# Yo Cheese Experts - is this a problem?



## jimandpj (Feb 8, 2006)

Ok - made a basic farmhouse pressed cheese.

Warmed milk
Added rennet
Let set til clean break
cut curds
slowly heated curds to 102.
Let set.
Drained, added salt, and pressed.

Cheese is out of the press now and drying.
But it is "poofy" - if I press on it, it pushes back, kinda like a sponge.
Is this normal? I have a cheddar drying next to it. It is half the height of the farmhouse cheese (used same amount of milk), and solid.

I recently made a chevre that failed from what appears to be coliform. I was also reading that it could have been from wild yeast.

So, three questions 
1. Should I let this cheese continue to age or is "sponginess" bad and does it need to be discarded.
2. We're doing all the right things as far as cleanliness during milk handling. (I've even been extra vigilant since my failed chevre). If it is wild yeast that is contaminating the cheese (if it is contaminated???) - can I do anything about that?
3. Would pasteurizing the milk first really make a difference? I really would prefer raw cheese - but I don't know how to get any cleaner and I don't want to keep throwing away my cheese!

Help!!!
PJ


----------



## suzyhomemaker09 (Sep 24, 2004)

I'm by no means an expert but spongy cheese is usually a very bad thing.
Perhaps you could go more into detail about your practices? I know i don't bake and make cheese at the same time but there are always wild yeasts in the air that can get in your product.
I'm sure there are those who'd say pasteurizing would be a good thing but personally i never do it.


----------



## jimandpj (Feb 8, 2006)

I was assuming I was going to have to throw it out - but wanted some confirmation before I tossed my hard work to the chickens.

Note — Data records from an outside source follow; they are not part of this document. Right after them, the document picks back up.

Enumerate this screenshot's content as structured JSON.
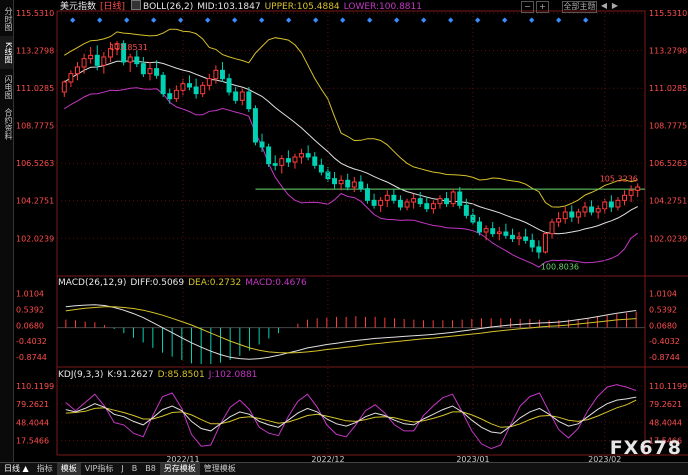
{
  "sidebar": {
    "tabs": [
      {
        "label": "分时图",
        "active": false
      },
      {
        "label": "K线图",
        "active": true
      },
      {
        "label": "闪电图",
        "active": false
      },
      {
        "label": "合约资料",
        "active": false
      }
    ]
  },
  "main_legend": {
    "symbol": "美元指数",
    "period": "[日线]",
    "boll": "BOLL(26,2)",
    "mid": "MID:103.1847",
    "upper": "UPPER:105.4884",
    "lower": "LOWER:100.8811"
  },
  "macd_legend": {
    "name": "MACD(26,12,9)",
    "diff": "DIFF:0.5069",
    "dea": "DEA:0.2732",
    "macd": "MACD:0.4676"
  },
  "kdj_legend": {
    "name": "KDJ(9,3,3)",
    "k": "K:91.2627",
    "d": "D:85.8501",
    "j": "J:102.0881"
  },
  "top_controls": {
    "zoom_out": "−",
    "zoom_in": "+",
    "mode": "全部主题",
    "prev": "◀",
    "next": "▶"
  },
  "toolbar": {
    "period": "日线 ▲",
    "items": [
      "指标",
      "模板",
      "VIP指标",
      "J",
      "B",
      "B8",
      "另存模板",
      "管理模板"
    ],
    "selected": "模板"
  },
  "watermark": "FX678",
  "colors": {
    "up": "#ff3b3b",
    "down": "#00d2b4",
    "mid": "#e0e0e0",
    "upper": "#d6c22b",
    "lower": "#c437c4",
    "diff": "#e0e0e0",
    "dea": "#d6c22b",
    "k": "#e0e0e0",
    "d": "#d6c22b",
    "j": "#c437c4",
    "axis_text": "#ff4d4d",
    "grid": "#5a1010"
  },
  "chart_data": [
    {
      "type": "candlestick",
      "title": "美元指数 [日线]",
      "y_ticks": [
        "115.5310",
        "113.2798",
        "111.0285",
        "108.7775",
        "106.5263",
        "104.2751",
        "102.0239"
      ],
      "ylim": [
        100.0,
        115.6
      ],
      "x_ticks": [
        "2022/11",
        "2022/12",
        "2023/01",
        "2023/02"
      ],
      "annotations": [
        {
          "label": "113.8531",
          "value": 113.8531
        },
        {
          "label": "105.3236",
          "value": 105.3236
        },
        {
          "label": "100.8036",
          "value": 100.8036
        }
      ],
      "horizontal_line": 104.97,
      "ohlc": [
        [
          110.8,
          111.5,
          110.5,
          111.4
        ],
        [
          111.4,
          112.1,
          111.1,
          111.9
        ],
        [
          111.9,
          112.6,
          111.5,
          112.3
        ],
        [
          112.3,
          113.1,
          111.9,
          112.8
        ],
        [
          112.8,
          113.5,
          112.5,
          113.0
        ],
        [
          113.0,
          113.6,
          112.1,
          112.4
        ],
        [
          112.4,
          113.2,
          111.9,
          112.9
        ],
        [
          112.9,
          113.8,
          112.6,
          113.4
        ],
        [
          113.4,
          113.85,
          113.0,
          113.7
        ],
        [
          113.7,
          113.9,
          112.4,
          112.6
        ],
        [
          112.6,
          113.1,
          112.0,
          112.9
        ],
        [
          112.9,
          113.3,
          112.3,
          112.5
        ],
        [
          112.5,
          112.9,
          111.7,
          111.9
        ],
        [
          111.9,
          112.6,
          111.5,
          112.2
        ],
        [
          112.2,
          112.7,
          111.6,
          111.8
        ],
        [
          111.8,
          112.0,
          110.5,
          110.7
        ],
        [
          110.7,
          111.0,
          110.1,
          110.4
        ],
        [
          110.4,
          111.2,
          110.2,
          110.9
        ],
        [
          110.9,
          111.6,
          110.6,
          111.3
        ],
        [
          111.3,
          111.8,
          110.9,
          111.1
        ],
        [
          111.1,
          111.6,
          110.4,
          110.7
        ],
        [
          110.7,
          111.4,
          110.5,
          111.2
        ],
        [
          111.2,
          111.9,
          110.9,
          111.6
        ],
        [
          111.6,
          112.4,
          111.3,
          112.1
        ],
        [
          112.1,
          112.6,
          111.4,
          111.6
        ],
        [
          111.6,
          111.9,
          110.6,
          110.8
        ],
        [
          110.8,
          111.1,
          110.1,
          110.3
        ],
        [
          110.3,
          111.0,
          110.0,
          110.8
        ],
        [
          110.8,
          111.1,
          109.6,
          109.8
        ],
        [
          109.8,
          110.0,
          107.6,
          107.8
        ],
        [
          107.8,
          108.3,
          107.2,
          107.5
        ],
        [
          107.5,
          107.7,
          106.3,
          106.5
        ],
        [
          106.5,
          107.0,
          106.1,
          106.4
        ],
        [
          106.4,
          107.0,
          105.9,
          106.8
        ],
        [
          106.8,
          107.3,
          106.3,
          106.6
        ],
        [
          106.6,
          107.1,
          106.2,
          106.9
        ],
        [
          106.9,
          107.4,
          106.5,
          107.1
        ],
        [
          107.1,
          107.6,
          106.7,
          106.9
        ],
        [
          106.9,
          107.2,
          106.2,
          106.4
        ],
        [
          106.4,
          106.8,
          105.8,
          106.0
        ],
        [
          106.0,
          106.3,
          105.4,
          105.6
        ],
        [
          105.6,
          106.0,
          105.0,
          105.3
        ],
        [
          105.3,
          105.8,
          104.9,
          105.5
        ],
        [
          105.5,
          105.9,
          104.9,
          105.1
        ],
        [
          105.1,
          105.7,
          104.8,
          105.4
        ],
        [
          105.4,
          105.8,
          104.8,
          105.0
        ],
        [
          105.0,
          105.3,
          104.1,
          104.3
        ],
        [
          104.3,
          104.7,
          103.8,
          104.0
        ],
        [
          104.0,
          104.5,
          103.6,
          104.3
        ],
        [
          104.3,
          104.9,
          103.9,
          104.6
        ],
        [
          104.6,
          105.0,
          104.1,
          104.3
        ],
        [
          104.3,
          104.6,
          103.7,
          103.9
        ],
        [
          103.9,
          104.4,
          103.7,
          104.2
        ],
        [
          104.2,
          104.7,
          103.8,
          104.4
        ],
        [
          104.4,
          104.8,
          103.9,
          104.1
        ],
        [
          104.1,
          104.5,
          103.6,
          103.8
        ],
        [
          103.8,
          104.3,
          103.5,
          104.1
        ],
        [
          104.1,
          104.6,
          103.8,
          104.4
        ],
        [
          104.4,
          104.8,
          103.9,
          104.1
        ],
        [
          104.1,
          105.0,
          103.9,
          104.8
        ],
        [
          104.8,
          105.1,
          103.8,
          104.0
        ],
        [
          104.0,
          104.4,
          103.2,
          103.4
        ],
        [
          103.4,
          103.8,
          102.8,
          103.0
        ],
        [
          103.0,
          103.3,
          102.2,
          102.4
        ],
        [
          102.4,
          102.8,
          101.9,
          102.6
        ],
        [
          102.6,
          103.0,
          102.1,
          102.3
        ],
        [
          102.3,
          102.7,
          101.9,
          102.4
        ],
        [
          102.4,
          102.9,
          102.0,
          102.2
        ],
        [
          102.2,
          102.6,
          101.8,
          102.0
        ],
        [
          102.0,
          102.4,
          101.6,
          102.1
        ],
        [
          102.1,
          102.6,
          101.7,
          101.9
        ],
        [
          101.9,
          102.3,
          101.2,
          101.5
        ],
        [
          101.5,
          101.9,
          100.8,
          101.2
        ],
        [
          101.2,
          102.4,
          101.1,
          102.3
        ],
        [
          102.3,
          103.2,
          102.0,
          103.0
        ],
        [
          103.0,
          103.6,
          102.7,
          103.2
        ],
        [
          103.2,
          103.9,
          102.9,
          103.6
        ],
        [
          103.6,
          104.0,
          103.0,
          103.3
        ],
        [
          103.3,
          103.8,
          102.9,
          103.6
        ],
        [
          103.6,
          104.2,
          103.3,
          103.9
        ],
        [
          103.9,
          104.3,
          103.4,
          103.6
        ],
        [
          103.6,
          104.0,
          103.2,
          103.8
        ],
        [
          103.8,
          104.4,
          103.5,
          104.2
        ],
        [
          104.2,
          104.6,
          103.6,
          103.9
        ],
        [
          103.9,
          104.5,
          103.7,
          104.3
        ],
        [
          104.3,
          104.9,
          104.0,
          104.6
        ],
        [
          104.6,
          105.2,
          104.2,
          104.9
        ],
        [
          104.9,
          105.32,
          104.5,
          105.1
        ]
      ]
    },
    {
      "type": "bar_line",
      "title": "MACD(26,12,9)",
      "y_ticks": [
        "1.0104",
        "0.5392",
        "0.0680",
        "-0.4032",
        "-0.8744"
      ],
      "ylim": [
        -1.05,
        1.15
      ],
      "diff": [
        0.62,
        0.65,
        0.67,
        0.68,
        0.66,
        0.6,
        0.52,
        0.42,
        0.3,
        0.15,
        0.0,
        -0.15,
        -0.3,
        -0.45,
        -0.58,
        -0.7,
        -0.8,
        -0.88,
        -0.92,
        -0.94,
        -0.92,
        -0.88,
        -0.82,
        -0.75,
        -0.68,
        -0.6,
        -0.55,
        -0.5,
        -0.46,
        -0.42,
        -0.38,
        -0.35,
        -0.32,
        -0.3,
        -0.28,
        -0.26,
        -0.24,
        -0.22,
        -0.2,
        -0.17,
        -0.14,
        -0.1,
        -0.06,
        -0.02,
        0.02,
        0.05,
        0.08,
        0.1,
        0.12,
        0.14,
        0.15,
        0.17,
        0.2,
        0.24,
        0.28,
        0.33,
        0.38,
        0.43,
        0.47,
        0.51
      ],
      "dea": [
        0.5,
        0.54,
        0.58,
        0.6,
        0.62,
        0.62,
        0.6,
        0.57,
        0.52,
        0.45,
        0.37,
        0.28,
        0.18,
        0.08,
        -0.04,
        -0.16,
        -0.28,
        -0.4,
        -0.5,
        -0.6,
        -0.67,
        -0.72,
        -0.74,
        -0.75,
        -0.74,
        -0.72,
        -0.69,
        -0.65,
        -0.62,
        -0.58,
        -0.55,
        -0.51,
        -0.48,
        -0.45,
        -0.42,
        -0.39,
        -0.36,
        -0.33,
        -0.31,
        -0.28,
        -0.25,
        -0.22,
        -0.19,
        -0.16,
        -0.12,
        -0.09,
        -0.06,
        -0.03,
        -0.01,
        0.02,
        0.04,
        0.06,
        0.08,
        0.11,
        0.14,
        0.17,
        0.2,
        0.23,
        0.25,
        0.27
      ]
    },
    {
      "type": "line",
      "title": "KDJ(9,3,3)",
      "y_ticks": [
        "110.1199",
        "79.2621",
        "48.4044",
        "17.5466"
      ],
      "ylim": [
        5,
        120
      ],
      "k": [
        70,
        66,
        72,
        80,
        74,
        62,
        58,
        50,
        44,
        56,
        70,
        76,
        68,
        50,
        38,
        34,
        46,
        58,
        66,
        62,
        50,
        44,
        40,
        52,
        64,
        72,
        66,
        54,
        46,
        42,
        48,
        58,
        64,
        60,
        52,
        46,
        44,
        54,
        62,
        70,
        76,
        66,
        52,
        40,
        32,
        30,
        42,
        56,
        66,
        72,
        62,
        50,
        42,
        46,
        58,
        70,
        80,
        86,
        88,
        91
      ],
      "d": [
        64,
        65,
        67,
        72,
        73,
        69,
        65,
        60,
        54,
        54,
        59,
        65,
        66,
        61,
        53,
        46,
        46,
        50,
        56,
        58,
        55,
        51,
        47,
        49,
        54,
        60,
        62,
        59,
        55,
        51,
        50,
        53,
        57,
        58,
        56,
        52,
        49,
        51,
        55,
        60,
        66,
        66,
        61,
        54,
        46,
        40,
        41,
        46,
        53,
        59,
        60,
        57,
        52,
        50,
        53,
        59,
        66,
        73,
        78,
        86
      ],
      "j": [
        82,
        68,
        82,
        96,
        76,
        48,
        44,
        30,
        24,
        60,
        92,
        98,
        72,
        28,
        8,
        10,
        46,
        74,
        86,
        70,
        40,
        30,
        26,
        58,
        84,
        96,
        74,
        44,
        28,
        24,
        44,
        68,
        78,
        64,
        44,
        34,
        34,
        60,
        76,
        90,
        96,
        66,
        34,
        12,
        4,
        10,
        44,
        76,
        92,
        98,
        66,
        36,
        22,
        38,
        68,
        92,
        108,
        112,
        108,
        102
      ]
    }
  ]
}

I'm curious about the wild yeast b/c I've been doing sourdough for several months and the sourdough sits out in the kitchen. Ricki Carroll's cheesemaking book says holes in the cheese (which I assume is what is going on in there) can be coliform and/or wild yeast.

As I was thinking about it more last night I wondered if my cheesecloth is perhaps contaminated. My cheese book said to wash it after each use and boil it occassionally. I'm thinking that's a bad idea and I need to boil it each time.

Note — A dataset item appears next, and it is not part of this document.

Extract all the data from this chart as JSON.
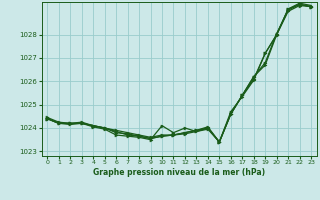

As for my practices with the milk - I'm comfortable with that. We've been milking for 3 years and this is the first time I've ever had a problem. Clean milk pail, clean jars, wash hands, wash teats, milk straight into strainer and filter. Chill milk in ice water bath then into fridge.

I'm also wondering if perhaps my milk is too old to make cheese. It was 2-3 days old as opposed to that day's milking. This was my 4th pressed cheese and the first one to go spongy. I'm trying to figure out what the difference was - but the cheesecloth is the only thing I can come up with. I can't figure out how coliform from fecal matter could have gotten into the milk - but if it is wild yeast in the kitchen - that's a very different problem. Very frustrating...

All help is appreciated!

Thanks,
PJ


----------



## suzyhomemaker09 (Sep 24, 2004)

Could you go over your sanitation and milking preps and procedures..perhaps we could help you there?
And absolutely boil the cloth before making cheese with it.I always put mine in the pot with all the utensils I'm going to be using and boil it together.


----------



## Mountain Mick (Sep 10, 2005)

Hi are you pasteurizing your milk ??

Are using fresh milk or store bought milk??

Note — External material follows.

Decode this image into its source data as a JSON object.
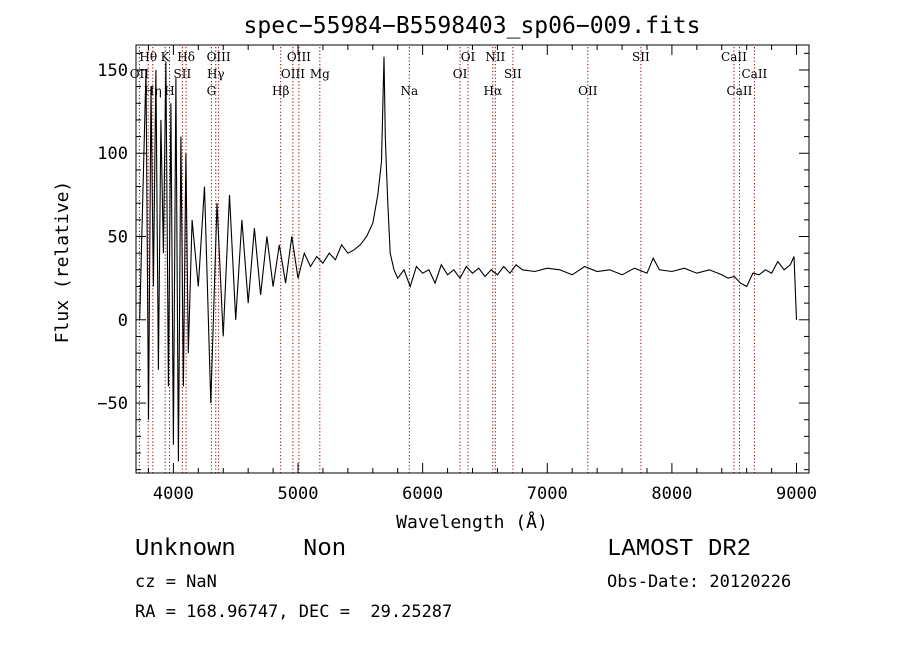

Now to pasteurize your milk this who we were shown at a cheese making school, The use of indirect heat via a double boiler will prevent the milk from scolding. Stir frequently until the temperature of the milk reaches 161Fahrenheit (71.7 Celsius).

then you need to cool it once the milk has reached 161 Fahrenheit (71.7 Celsius). it must be cooled to the ripening temperature required by the recipe. This is usually between 85 and 95 Fahrenheit (29.5 to 35 Celsius) . Place the pasteurized milk into a sink of warm water and stir gently until the desired temperature is reached. Adjust the temperature by adding hot or cold water to the sink as need to adjust the temperature.


----------



## jimandpj (Feb 8, 2006)

Ok - I think I figured out the problem. Since my sourdough starter has also gone bad, I think it is wild yeast and not coliform.

Thanks Mick - I'm using raw goat milk from my own goats.

Thanks Suzy - I've been milking for 3 years, and I really don't believe sanitation is an issue. I feed the raw milk to my very young children, and am very careful when handling it. I'm also sanitizing everything that comes in contact with the milk. I'm definitely going to start boiling the cheesecloth every time, but the first batch of failed cheese never even touched the cheesecloth. I've been making soft cheeses for 3 years and never had a failed batch before.

So - I'm going to open all the windows in the house (it's a sorta warm day) and thoroughly search for mold in all sorts of hidden places - behind the fridge, etc.

We'll see if that makes a difference.

Thanks!!!!
PJ


----------